Пришел в себя уже поутру; понял, что утро, потому что пропел петух — далеко, протяжно и тоскливо, точно накликая беду; но пропел отчетливо, и он проснулся в действительности; кто-то был здесь еще. Здесь, в этом заполненном тьмой дощатом колодце; он почувствовал это сразу же, едва разлепил сомкнутые веки и попробовал шевельнуть солеными, трескучими, как пересушенная бумага, губами, даже дернулся всем телом на досках, накрытых каким-то тряпьем, где невесть сколько часов или дней — да, дней — опять провалялся без памяти; кто-то здесь находился и даже, может, сидел рядом с ним, хотя разглядеть что-нибудь было невозможно; он весь напрягся и ждал того, что должно было произойти, только все еще не знал — что именно. Как-то очень уж внезапно, в единый миг, точно боль или зов отчаяния, осознал он всю бессмысленность своего существования — здесь, в этой сырой дощатой клетке, куда его сунули помимо его воли и желания; он, это ясно, у кого-то в рабстве; уж не у наглой ли этой бабы? Сомнений быть не могло: эта она, та самая, упрятавшая его в ту ночь под солому и сено на поддуги этой подпрыгивающей по камням телеги; почему она так бешено гнала? Начене? Оне? Райнис?.. Какой Райнис? Что здесь, в конце концов, творится? Что за чертова карусель вертится у него в голове? Что за неразбериха?

— Начене…

— Она самая, — услышал он и даже испугался: думает вслух. — Оно. А ты Глуоснис.

— Черт из пекла.

— Глуоснис. На, возьми…

Что-то ткнулось в его руку шуршащее, но жесткое и неожиданно холодное.

— А это что? — Он убрал пальцы.

— Удостоверение.

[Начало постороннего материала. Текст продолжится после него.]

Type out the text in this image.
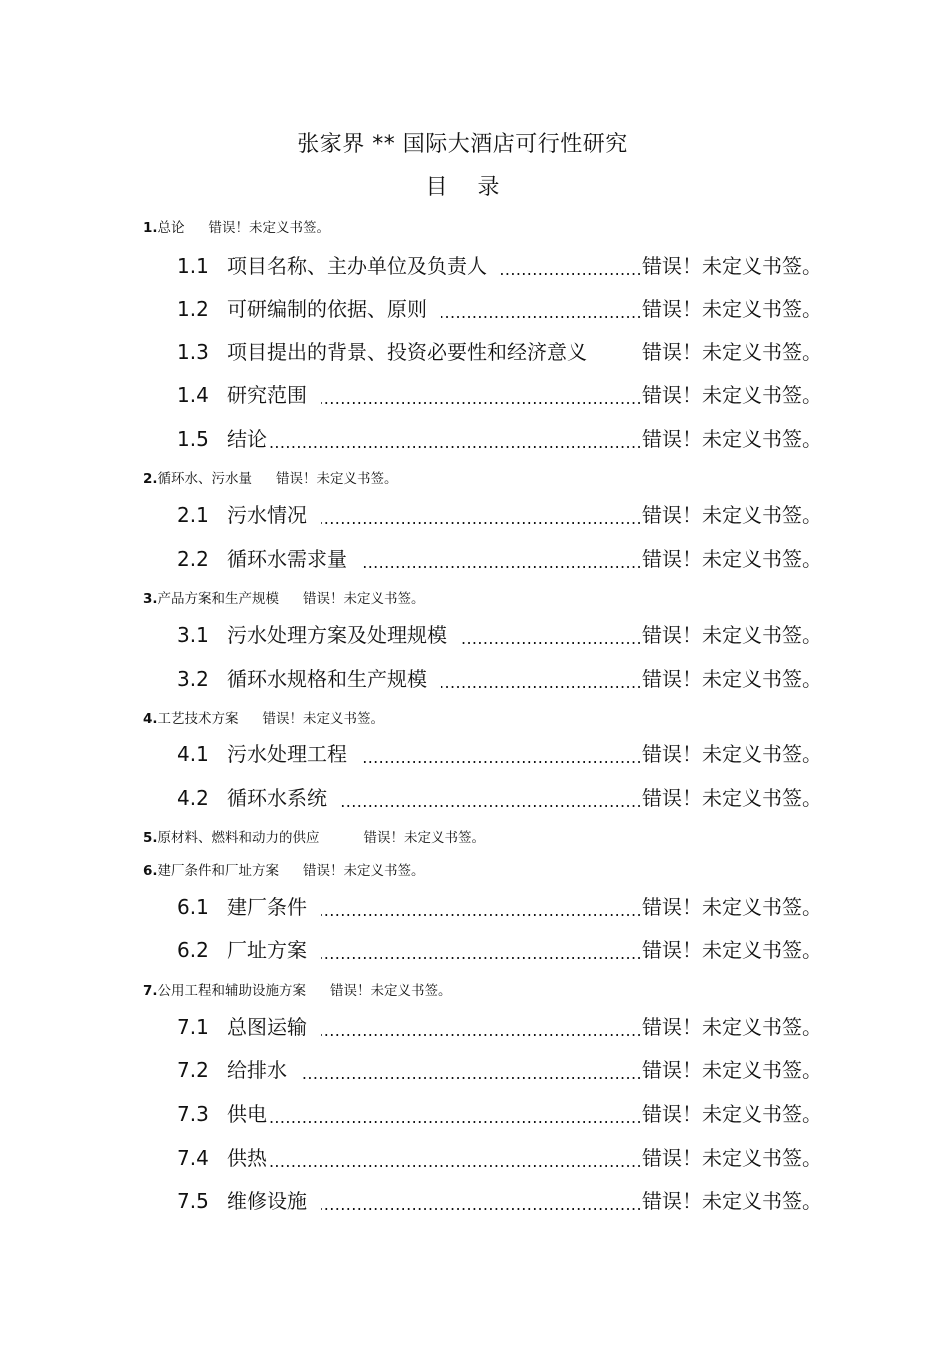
张家界 ** 国际大酒店可行性研究
目录
1.总论 错误！未定义书签。
1.1 项目名称、主办单位及负责人 .....	错误！未定义书签。
1.2 可研编制的依据、原则 .....	错误！未定义书签。
1.3 项目提出的背景、投资必要性和经济意义	错误！未定义书签。
1.4 研究范围 .....	错误！未定义书签。
1.5 结论 .....	错误！未定义书签。
2.循环水、污水量 错误！未定义书签。
2.1 污水情况 .....	错误！未定义书签。
2.2 循环水需求量 .....	错误！未定义书签。
3.产品方案和生产规模 错误！未定义书签。
3.1 污水处理方案及处理规模 .....	错误！未定义书签。
3.2 循环水规格和生产规模 .....	错误！未定义书签。
4.工艺技术方案 错误！未定义书签。
4.1 污水处理工程 .....	错误！未定义书签。
4.2 循环水系统 .....	错误！未定义书签。
5.原材料、燃料和动力的供应	错误！未定义书签。
6.建厂条件和厂址方案 错误！未定义书签。
6.1 建厂条件 .....	错误！未定义书签。
6.2 厂址方案 .....	错误！未定义书签。
7.公用工程和辅助设施方案 错误！未定义书签。
7.1 总图运输 .....	错误！未定义书签。
7.2 给排水 .....	错误！未定义书签。
7.3 供电 .....	错误！未定义书签。
7.4 供热 .....	错误！未定义书签。
7.5 维修设施 .....	错误！未定义书签。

Корреспондентское… Убери.

— Куда?

— А куда хошь… — проговорила она. — Мне-то что? Сам сторожи свое добро… А ту штучку…

— Какую штучку? Говори прямо.

— Пушку, вот какую! Пистолет. Выкинула я. Он тут не поможет.

Тут, почему тут, не понял он и опять услышал петуха — еще явственней, чем за несколько минут до того, — и ощутил лицом дуновение прохладного утреннего воздуха; даже закашлялся.

— Тише… грохотун ты… еще кто-нибудь…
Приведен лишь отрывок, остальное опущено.